Yeniden bu süreçte örgüt mensubu olduğu belirlenen periyodun askeri çalışanı tarafından kırıma uğrayan helikopterin kara kutu özelliği olmayan modüllerinin sökülerek imgelerin toplumsal medyaya servis edildiğinin belirlendiği kaydedilen açıklama, şu bilgilendirme yapıldı:
“Aynı doğrultuda, gerek kollukta gerekse devrin Malatya Cumhuriyet Başsavcılığı (CMK 250. hususu ile özel yetkili savcılık) nezdinde yapılan süreçlerde soyut ihbar mektubu içerikleri ile birçok kişinin ismi konulmamış bir cürüm örgütüne mensup olduğu sav edilerek, 3 yıla varan müddetlerle teknik takibe alındıkları tespit edilmiştir. Adapsız dinleme kararı veren hakim ve savcılar ve irtibatlı şüpheliler hakkında Yargıçlar ve Savcılar Şurasına cürüm duyurusunda bulunulmuştur.
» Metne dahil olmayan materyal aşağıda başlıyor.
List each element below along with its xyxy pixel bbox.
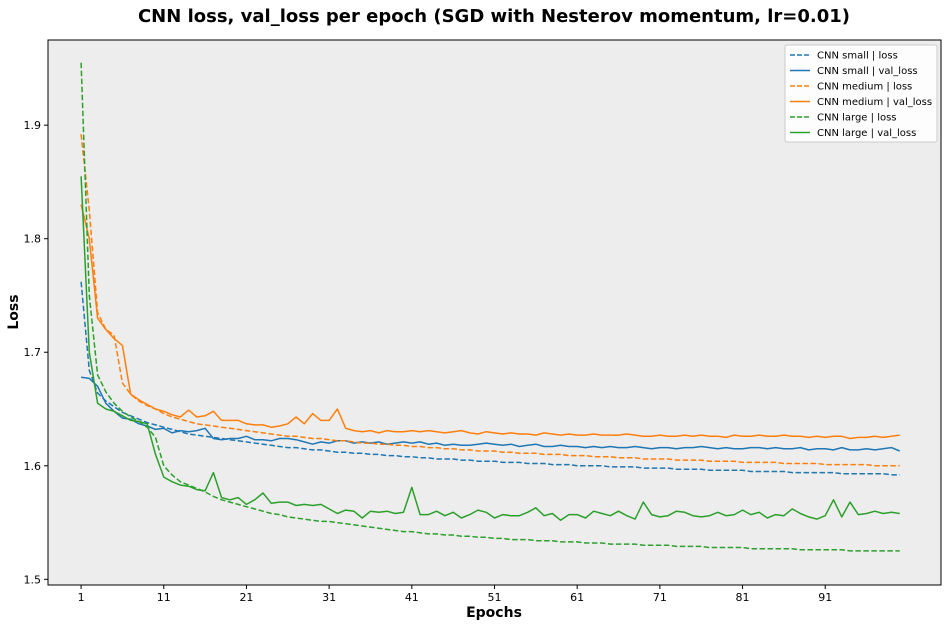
- x-tick-label-0: 1: [78, 591, 85, 604]
- y-axis-ticks: 1.5 1.6 1.7 1.8 1.9: [24, 119, 48, 586]
- x-axis-ticks: 1 11 21 31 41 51 61 71 81 91: [78, 585, 832, 604]
- legend-entry-5: CNN large | val_loss: [817, 128, 916, 139]
- legend-entry-4: CNN large | loss: [817, 113, 897, 124]
- x-tick-label-6: 61: [570, 591, 584, 604]
- x-axis-label: Epochs: [466, 605, 522, 621]
- y-tick-label-0: 1.5: [24, 573, 42, 586]
- y-tick-label-4: 1.9: [24, 119, 42, 132]
- series-line-2: [80, 134, 900, 467]
- x-tick-label-5: 51: [488, 591, 502, 604]
- x-tick-label-2: 21: [239, 591, 253, 604]
- legend: CNN small | loss CNN small | val_loss CNN …: [784, 44, 938, 143]
- x-tick-label-8: 81: [736, 591, 750, 604]
- x-tick-label-3: 31: [322, 591, 336, 604]
- y-tick-label-2: 1.7: [24, 346, 42, 359]
- series-line-0: [80, 281, 900, 476]
- legend-entry-3: CNN medium | val_loss: [817, 97, 932, 108]
- x-tick-label-4: 41: [405, 591, 419, 604]
- series-line-5: [80, 176, 900, 522]
- y-tick-label-1: 1.6: [24, 460, 42, 473]
- x-tick-label-1: 11: [157, 591, 171, 604]
- legend-entry-2: CNN medium | loss: [817, 82, 912, 93]
- legend-entry-0: CNN small | loss: [817, 51, 898, 62]
- legend-entry-1: CNN small | val_loss: [817, 66, 918, 77]
- series-line-4: [80, 62, 900, 552]
- y-tick-label-3: 1.8: [24, 233, 42, 246]
- legend-box: [784, 44, 938, 143]
- x-tick-label-9: 91: [818, 591, 832, 604]
- x-tick-label-7: 71: [653, 591, 667, 604]
- chart-title: CNN loss, val_loss per epoch (SGD with N…: [138, 6, 850, 27]
- series-line-3: [80, 204, 900, 440]
- series-line-1: [80, 376, 900, 452]
- y-axis-label: Loss: [6, 294, 22, 329]
- series-layer: [80, 62, 900, 552]
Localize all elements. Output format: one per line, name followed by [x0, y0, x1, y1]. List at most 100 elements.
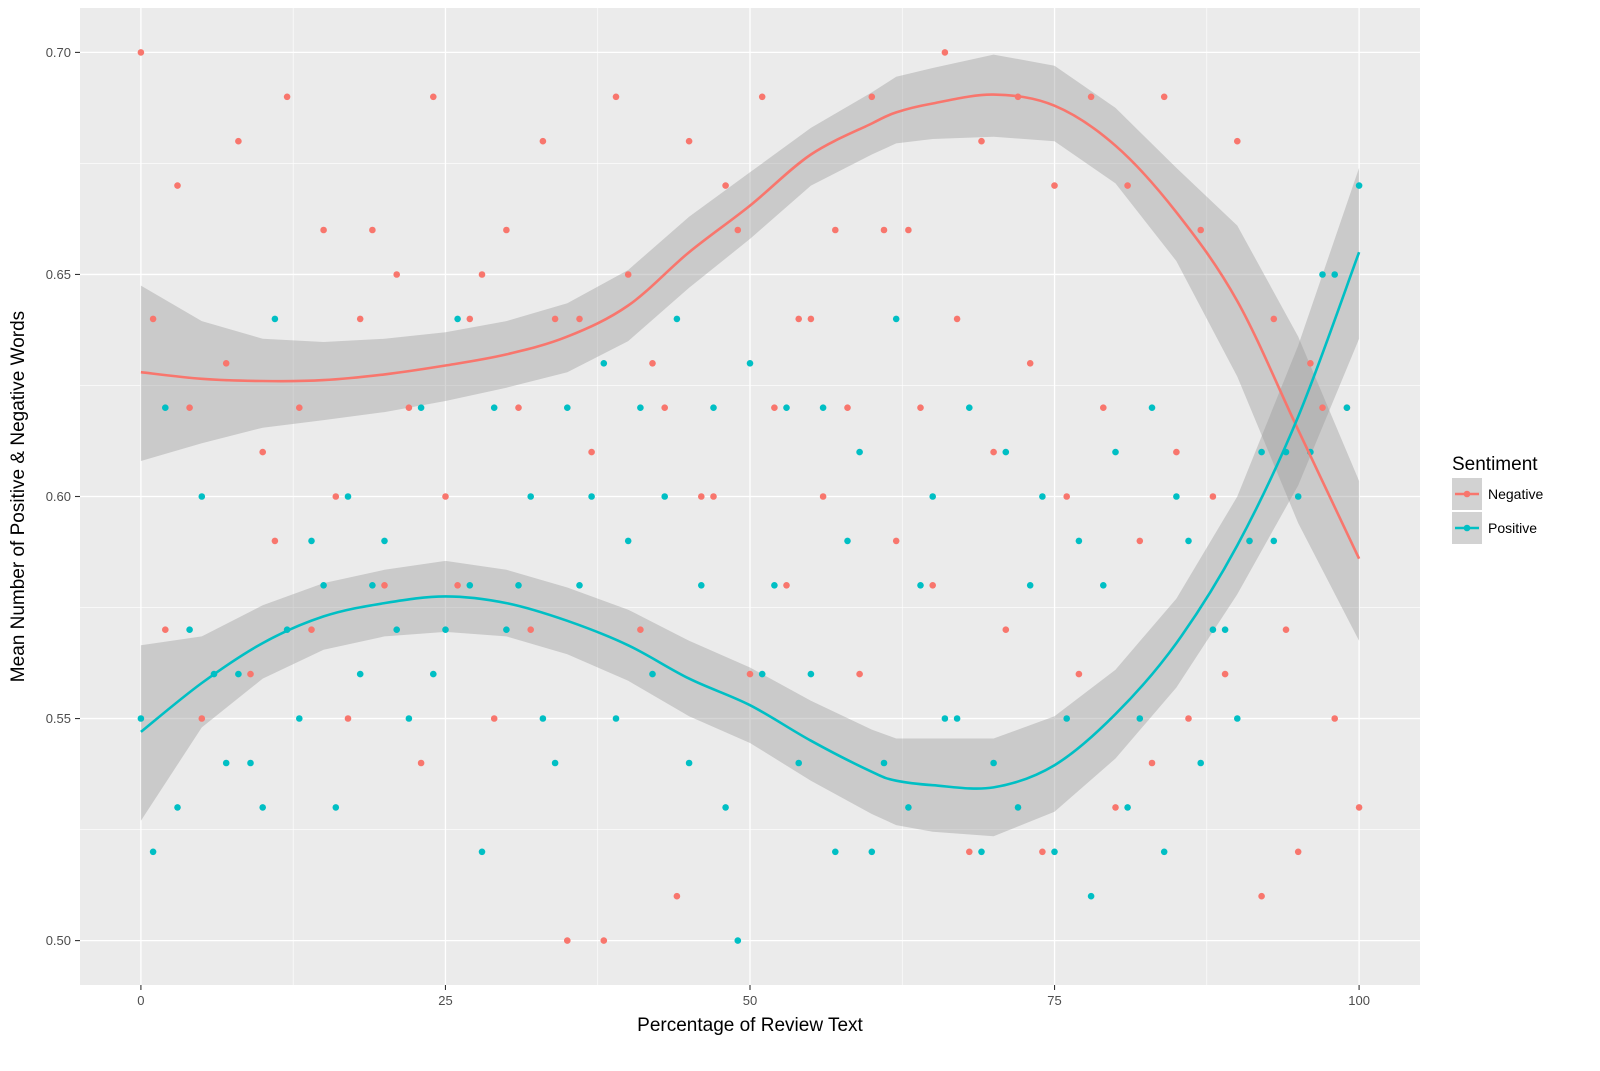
data-point-positive	[174, 804, 181, 811]
data-point-positive	[819, 404, 827, 412]
data-point-positive	[1124, 804, 1131, 811]
data-point-positive	[1063, 715, 1070, 722]
data-point-positive	[685, 759, 693, 767]
data-point-negative	[1148, 759, 1156, 767]
data-point-positive	[771, 582, 778, 589]
data-point-negative	[466, 315, 474, 323]
data-points	[137, 49, 1363, 944]
data-point-negative	[503, 226, 510, 234]
data-point-negative	[978, 137, 985, 145]
data-point-positive	[1258, 448, 1265, 456]
data-point-negative	[722, 182, 729, 189]
confidence-bands	[140, 54, 1360, 837]
data-point-negative	[247, 670, 254, 678]
data-point-positive	[271, 315, 279, 323]
confidence-band-positive	[140, 167, 1360, 837]
data-point-positive	[356, 670, 364, 678]
data-point-negative	[430, 93, 437, 101]
data-point-positive	[1221, 626, 1229, 633]
data-point-positive	[1026, 582, 1034, 589]
data-point-positive	[612, 715, 620, 722]
data-point-negative	[478, 271, 486, 278]
data-point-negative	[1197, 226, 1204, 234]
data-point-positive	[344, 493, 352, 500]
smooth-lines	[140, 93, 1361, 790]
y-tick-label: 0.60	[46, 489, 71, 504]
legend: Sentiment Negative Positive	[1452, 454, 1543, 544]
data-point-positive	[600, 360, 608, 367]
data-point-negative	[1051, 182, 1058, 189]
data-point-negative	[1258, 892, 1265, 900]
data-point-positive	[564, 404, 571, 412]
data-point-negative	[832, 226, 839, 234]
data-point-positive	[661, 493, 668, 500]
data-point-positive	[1185, 537, 1192, 545]
data-point-negative	[807, 315, 815, 323]
data-point-negative	[661, 404, 668, 412]
data-point-negative	[1136, 537, 1144, 545]
data-point-negative	[1307, 360, 1314, 367]
data-point-positive	[442, 626, 449, 633]
data-point-positive	[320, 582, 327, 589]
data-point-negative	[953, 315, 961, 323]
data-point-negative	[819, 493, 827, 500]
data-point-negative	[990, 448, 997, 456]
data-point-negative	[1039, 848, 1046, 856]
data-point-positive	[783, 404, 790, 412]
data-point-positive	[369, 582, 376, 589]
data-point-positive	[515, 582, 522, 589]
data-point-positive	[235, 670, 242, 678]
data-point-negative	[1331, 715, 1338, 722]
data-point-negative	[1355, 804, 1363, 811]
data-point-positive	[381, 537, 388, 545]
data-point-positive	[1173, 493, 1180, 500]
data-point-positive	[1270, 537, 1278, 545]
legend-items: Negative Positive	[1452, 478, 1543, 544]
data-point-positive	[649, 670, 656, 678]
data-point-positive	[698, 582, 705, 589]
data-point-negative	[856, 670, 863, 678]
data-point-positive	[137, 715, 145, 722]
data-point-positive	[1246, 537, 1253, 545]
data-point-negative	[1063, 493, 1070, 500]
data-point-negative	[490, 715, 498, 722]
data-point-negative	[917, 404, 924, 412]
data-point-positive	[417, 404, 425, 412]
data-point-positive	[990, 759, 997, 767]
data-point-negative	[551, 315, 559, 323]
data-point-positive	[966, 404, 973, 412]
data-point-negative	[1234, 137, 1241, 145]
data-point-negative	[417, 759, 425, 767]
data-point-positive	[527, 493, 534, 500]
data-point-negative	[1026, 360, 1034, 367]
data-point-positive	[1209, 626, 1217, 633]
data-point-negative	[576, 315, 583, 323]
data-point-negative	[746, 670, 754, 678]
data-point-negative	[929, 582, 936, 589]
data-point-positive	[1087, 892, 1095, 900]
data-point-positive	[807, 670, 815, 678]
data-point-positive	[1014, 804, 1022, 811]
y-tick-label: 0.65	[46, 267, 71, 282]
data-point-negative	[515, 404, 522, 412]
data-point-negative	[259, 448, 267, 456]
data-point-negative	[1160, 93, 1168, 101]
data-point-positive	[1075, 537, 1083, 545]
data-point-positive	[941, 715, 949, 722]
data-point-negative	[1282, 626, 1290, 633]
data-point-negative	[162, 626, 169, 633]
data-point-negative	[588, 448, 595, 456]
data-point-negative	[758, 93, 766, 101]
legend-label-negative: Negative	[1488, 486, 1543, 502]
data-point-positive	[1148, 404, 1156, 412]
data-point-negative	[235, 137, 242, 145]
data-point-negative	[1221, 670, 1229, 678]
legend-title: Sentiment	[1452, 454, 1538, 475]
data-point-positive	[259, 804, 267, 811]
data-point-positive	[551, 759, 559, 767]
axes: 0 25 50 75 100 0.50 0.55 0.60 0.65 0.70	[46, 45, 1370, 1008]
data-point-positive	[710, 404, 717, 412]
data-point-positive	[844, 537, 851, 545]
FETÖ/PDY’nin maksatları doğrultusunda yürütülen soruşturmaya farklı biçimlerde müdahalede bulunan bir kısmı FETÖ/PDY mensubu bir kısmı ise örgüt üyesi olmamakla birlikte örgütle irtibatlı olarak birebir emele yönelik palavra tanıklık, iftira ve hata uydurma üzere aksiyonları işledikleri, hayatın olağan akışına ters beyan ve argümanlar ile evraka ibraz edilmeyen imajların varlığından bahisle, soruşturmayı içinden çıkılmaz hale getirmeye çalıştıklarına dair kâfi kanıt bulunan 17 kuşkulu hakkında, ana soruşturma belgesinden tefrik edilerek düzenlenen iddianame, yetkili ve vazifeli Kahramanmaraş 2. Ağır Ceza Mahkemesince kabul edilmiştir. İddianameyle tıpkı vakitte Göksun Asliye Ceza Mahkemesi ve Kahramanmaraş 1. Asliye Ceza Mahkemesinde devam eden ilişkili davaların maddi gerçeğin ortaya çıkması için birleştirilmesi gerektiği konuları mahkemenin takdirine sunulmuştur.”
– Ana soruşturma devam ediyor
Açıklamada, milletin gönlünde acısı hala taze olan bu elim olaya ait tüm tezlerin eksiksiz ve detaylı bir halde araştırılarak sonuçlandırılması için ana soruşturmanın kapsamlı yürütülmeye devam ettiği belirtildi.
Soruşturmanın bilhassa 15 Temmuz 2016 sonrasında elde edilen tüm kanıtlar ışığında yürütüldüğüne dikkati çekilen açıklamada, şu değerlendirmeler yer aldı:
“Gelinen basamakta, olayın nasıl meydana geldiği, olayın oluşumunda harici şahısların kastı, kusuru ya da ihmali bulunup bulunmadığı üzere konularda tüm soru işaretlerinin giderilmesine yönelik yeni bir rapor hazırlanması için konusunda uzman isimlerden oluşan yeni bir eksper heyeti teşekkül ettirilmiştir. Tekrar arama kurtarma çalışmalarındaki ihmal ve gecikme savlarıyla ilgili devrin Jandarma Bölge Kumandanı ve yardımcısı, Sivil Havacılık Genel Müdürü ve Devlet Hava Meydanları İşletmesi Genel Müdürü hakkında vazifesi berbata kullanma cürmünden yürütülen soruşturma tamamlanmış, Kahramanmaraş 5. Asliye Ceza Mahkemesine hitaben iddianame düzenlenmiştir. Arama kurtarma çalışmalarında ihmal ve gecikme savlarına ait olarak ise arama kurtarma çalışmalarını yöneten üst seviye kamu vazifelileri hakkında Yargıtay 5. Ceza Dairesinde misyonu ihmal cürmünden yargılama devam etmektedir.”